На маэстро было страшно смотреть. Он лишь вращал глазами, судорожно тыкал пальцем в трехмерную модель и издавал нечленораздельные звуки. Прошло больше минуты, прежде чем он немного пришел в себя и смог выговорить страшную фразу: «Это конец…» И одинокая слеза вытекла из его правого глаза и скатилась по щеке, пока не пропала из виду в зарослях седой бороды.

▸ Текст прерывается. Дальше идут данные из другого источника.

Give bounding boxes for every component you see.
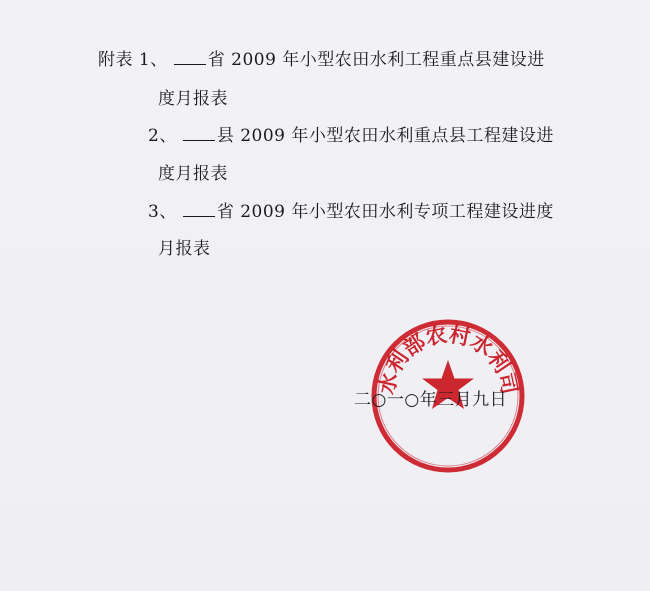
attachment-3-line-1 (148, 202, 554, 222)
attachment-1-line-1 (98, 50, 545, 70)
attachment-2-line-2: 度月报表 (158, 164, 228, 184)
fill-in-blank-2 (183, 126, 215, 141)
attachment-2-title: 县 2009 年小型农田水利重点县工程建设进 (216, 126, 554, 146)
fill-in-blank-1 (174, 50, 206, 65)
attachment-prefix: 附表 (98, 50, 133, 70)
seal-text: 水利部农村水利司 (373, 321, 523, 397)
attachment-3-number: 3、 (148, 202, 177, 222)
document-date: 二○一○年三月九日 (354, 390, 508, 410)
attachment-2-line-1 (148, 126, 554, 146)
fill-in-blank-3 (183, 202, 215, 217)
attachment-2-number: 2、 (148, 126, 177, 146)
attachment-3-title: 省 2009 年小型农田水利专项工程建设进度 (216, 202, 554, 222)
attachment-1-line-2: 度月报表 (158, 89, 228, 109)
attachment-1-number: 1、 (138, 50, 168, 70)
attachment-3-line-2: 月报表 (158, 239, 211, 259)
attachment-1-title: 省 2009 年小型农田水利工程重点县建设进 (207, 50, 545, 70)
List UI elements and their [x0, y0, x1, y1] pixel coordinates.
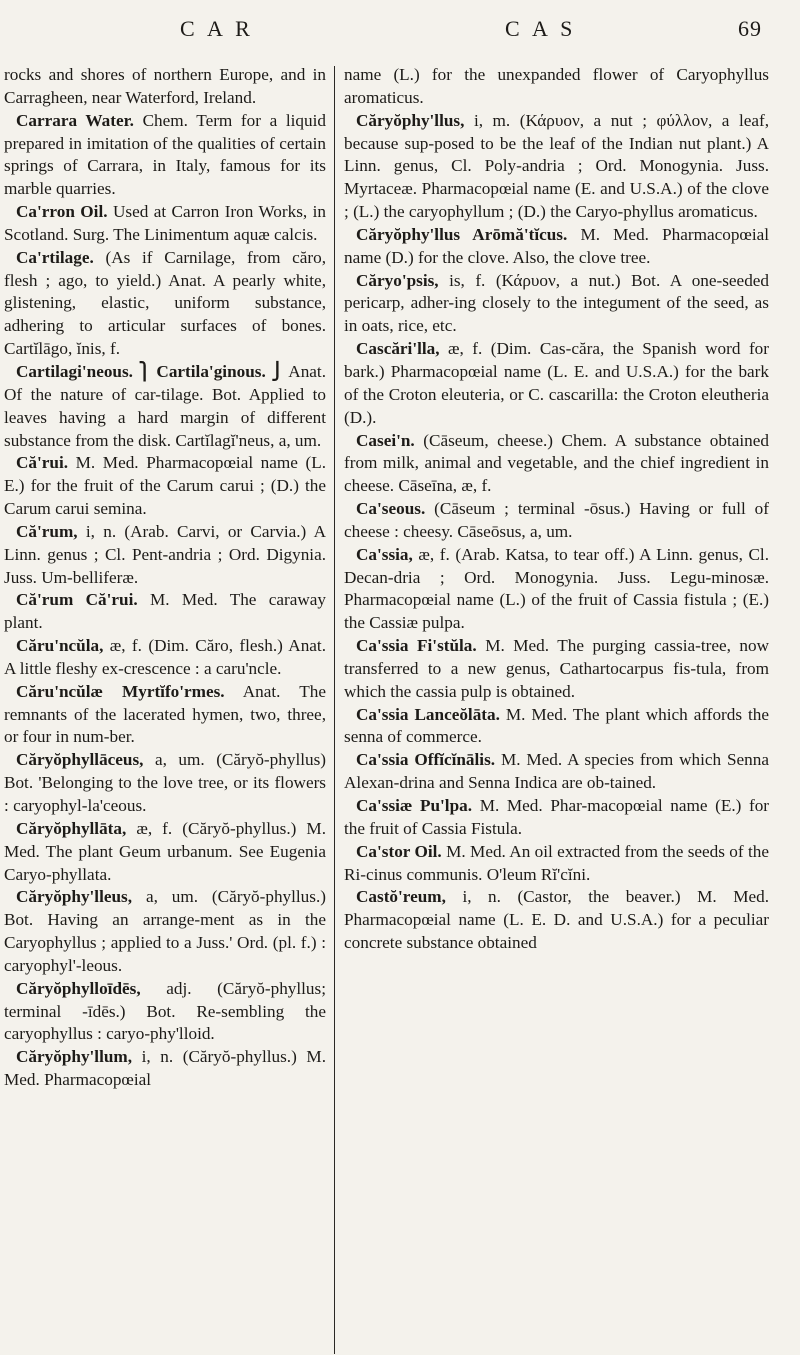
entry-definition: æ, f. (Dim. Cas-căra, the Spanish word for bark.) Pharmacopœial name (L. E. and U.S.A.) for the bark of the Croton eleuteria, or C. cascarilla: the Croton eleutheria (D.). — [344, 339, 769, 427]
entry-headword: Ca'stor Oil. — [356, 841, 442, 861]
entry-headword: Căru'ncŭlæ Myrtĭfo'rmes. — [16, 681, 225, 701]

Тут же стали звонить по внутренней связи. Уже через несколько минут в лабораторию ввалились заспанные Шойгу, Патрушев и Нарышкин. Один из них, еще не понимая всего ужаса происшедшего, попробовал пошутить. «Что всполошились, говнокопатели?» - начал было он, но осекся. Сотрудники сбивчиво доложили «высоким гостям» о предсказании, в то время как сам предсказатель словно пребывал в прострации. Лишь туловище его раскачивалось вверх- вниз, будто он молился по-еврейски. Установилась тягостная тишина. Наконец, Шойгу склонился над маэстро и спросил: «Неужели нет никакой надежды?» «Ни малейшей»», - прервав на мгновение свои раскачивания, ответил Верховный Авгур. Тут все замерли, как соляные столбы. Все, кроме Патрушева. Тот обернулся к своему денщику и шоферу, коротко бросил: «Янтарев, машину!» и стремительными шагами вышел вон.